Barco was a ball of a man, short and round, clothed in the only garb she’d ever seen him wear—overalls, a tattered shirt stained with sweat, red tails, a balding top hat. He rolled over to Serafina.
“Eh, Donna Fina, haven’t seen you since you was a tyke. Heard you married the apothecary. And you, a midwife, same as your mama, popping out babies like a hocus-pocus lady.”
They hugged. She told him about Giorgio’s death and the recent killings at Villa Rosa.
“I heard about the trouble at Rosa’s. Word is, the red fox is in the coop.” He leaned over, spat.
“Another woman killed today,” she told him. “We come from Palermo where we broke the news to her poor parents.”

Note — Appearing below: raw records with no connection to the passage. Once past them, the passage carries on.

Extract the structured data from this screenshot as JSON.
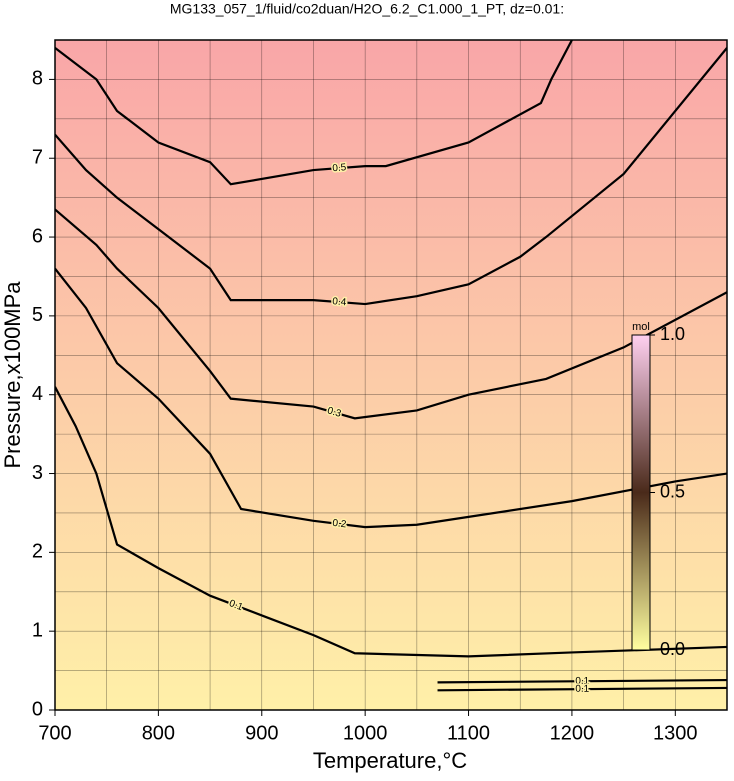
{
  "chart_data": {
    "type": "contour",
    "title": "MG133_057_1/fluid/co2duan/H2O_6.2_C1.000_1_PT, dz=0.01:",
    "xlabel": "Temperature,°C",
    "ylabel": "Pressure,x100MPa",
    "xlim": [
      700,
      1350
    ],
    "ylim": [
      0,
      8.5
    ],
    "xticks": [
      700,
      800,
      900,
      1000,
      1100,
      1200,
      1300
    ],
    "yticks": [
      0,
      1,
      2,
      3,
      4,
      5,
      6,
      7,
      8
    ],
    "grid": true,
    "grid_spacing": [
      50,
      0.5
    ],
    "background_colors": [
      "#fff0a8",
      "#f9a6a8"
    ],
    "line_color": "#000000",
    "series": [
      {
        "name": "0.1",
        "x": [
          700,
          720,
          740,
          760,
          800,
          850,
          900,
          950,
          990,
          1100,
          1200,
          1350
        ],
        "y": [
          4.1,
          3.6,
          3.0,
          2.1,
          1.8,
          1.45,
          1.2,
          0.95,
          0.72,
          0.68,
          0.73,
          0.8
        ]
      },
      {
        "name": "0.2",
        "x": [
          700,
          730,
          760,
          800,
          850,
          880,
          950,
          1000,
          1050,
          1100,
          1200,
          1300,
          1350
        ],
        "y": [
          5.6,
          5.1,
          4.4,
          3.95,
          3.25,
          2.55,
          2.4,
          2.32,
          2.35,
          2.45,
          2.65,
          2.9,
          3.0
        ]
      },
      {
        "name": "0.3",
        "x": [
          700,
          740,
          760,
          800,
          850,
          870,
          950,
          990,
          1050,
          1100,
          1175,
          1250,
          1350
        ],
        "y": [
          6.35,
          5.9,
          5.6,
          5.1,
          4.3,
          3.95,
          3.85,
          3.7,
          3.8,
          4.0,
          4.2,
          4.6,
          5.3
        ]
      },
      {
        "name": "0.4",
        "x": [
          700,
          730,
          760,
          800,
          850,
          870,
          950,
          1000,
          1050,
          1100,
          1150,
          1175,
          1250,
          1350
        ],
        "y": [
          7.3,
          6.85,
          6.5,
          6.1,
          5.6,
          5.2,
          5.2,
          5.15,
          5.25,
          5.4,
          5.75,
          6.0,
          6.8,
          8.4
        ]
      },
      {
        "name": "0.5",
        "x": [
          700,
          740,
          760,
          800,
          850,
          870,
          950,
          1000,
          1020,
          1100,
          1170,
          1180,
          1200
        ],
        "y": [
          8.4,
          8.0,
          7.6,
          7.2,
          6.95,
          6.67,
          6.85,
          6.9,
          6.9,
          7.2,
          7.7,
          8.0,
          8.5
        ]
      },
      {
        "name": "0.1",
        "x": [
          1070,
          1350
        ],
        "y": [
          0.35,
          0.38
        ]
      },
      {
        "name": "0.1",
        "x": [
          1070,
          1350
        ],
        "y": [
          0.25,
          0.28
        ]
      }
    ],
    "colorbar": {
      "label": "mol",
      "lim": [
        0,
        1
      ],
      "ticks": [
        {
          "value": 0,
          "label": "0.0"
        },
        {
          "value": 0.5,
          "label": "0.5"
        },
        {
          "value": 1,
          "label": "1.0"
        }
      ],
      "colors": [
        "#ffffa0",
        "#4a2a1a",
        "#ffd0f0"
      ]
    }
  }
}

He chewed the butt of his cigar. “We might as well camp here as anywheres,” he said, pointing to the nearby emptiness. “In a few minutes, you’ll be able to pass.”
Barco motioned to his foreman. Mules began towing the wagons out of the way. Performers and animal cages and trailers flooded the field. A group of knife throwers crowded around a tree where they had set up a target. Acrobats tumbled. The cook began building a fire.
As their carriage jerked forward, Serafina spied a clown in whiteface with a tuft of ginger hair staring at her from the side of the road, the butt of a knife sticking out of his belt.
She felt a shiver course down her spine. Running splayed fingers through her red curls, Serafina looked away. She heard the ghost of her mother whisper, “Remember the clown with hair like ours.”